Valve's Mike Ambinder talked about the sundry ways the company is experimenting with incorporating user biofeedback at GDC today. Currently, that includes prototype versions of Left 4 Dead 2 with an "AI Director" that responds to your arousal levels, modifying how it distributes health items, zombie hordes and Special Infected based on "player trauma."
It also includes a build of top-down shooter Alien Swarm that alters the game's timer in response to stress and a version of Portal 2 that decoupled aiming a cross-hair and viewing the game world.
Ambinder showed a demo of a Left 4 Dead 2 player connected to a biofeedback measurement device, a custom piece of hardware designed to detect skin conductance response. An in-game graph displayed levels of arousal from the player as he fought a series of Special Infected zombies, trying to refill a generator with gas cans. The player's stress levels steadily increased as he was attacked, until ultimately he peaked during a Tank battle. A post-gameplay graph showed spikes in player trauma levels, tied to game events: Smoker attack, Charger battle, game-ending Hunter pounce.

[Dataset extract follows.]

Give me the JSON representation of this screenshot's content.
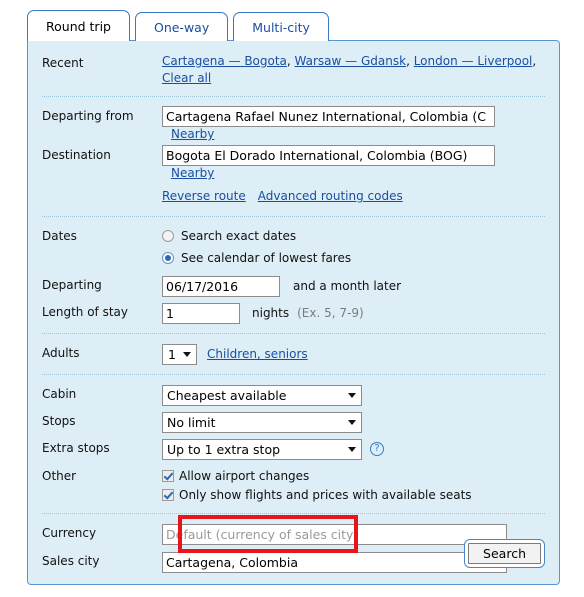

A Left 4 Dead 2 prototype used player biofeedback in another capacity, showing a teammates' arousal levels above their health bar to illustrate how other Survivors were responding to in-game trauma.
Ambinder said that data was entertaining to watch during competitive play in the upcoming DOTA 2. This, he said, was "the most enjoyable thing we've done so far" with biofeedback. Players who saw their opponents' sense of arousal spike would "go crazy" with delight.
"It's great to watch people suffer because of your actions," he said.
Ambinder also showed gameplay of Portal 2 being controlled with eye-tracking. Player movement, looking around the game world, was still done by hand, but aiming with a crosshair was done by looking with the eyes—they move faster than the wrist, so would using them to aim be an improvement? Enjoyable?
Eye-tracking hardware determined the X/Y location of a gaze, redrawing the targeting reticule at 60 Hz. It was jittery, but speedy, leading Valve to determine that eyes could be viable aiming controllers. Decoupling the aiming viewpoint was a plus, Ambinder noted.
Biofeedback controllers may be a long ways off, Ambinder said, cautioning developers that consumer grade eye-trackers are still "far away" due to cost. Clearly, though, Valve sees value in factoring in physical feedback into its games and, at the very least, watching them experiment is highly entertaining.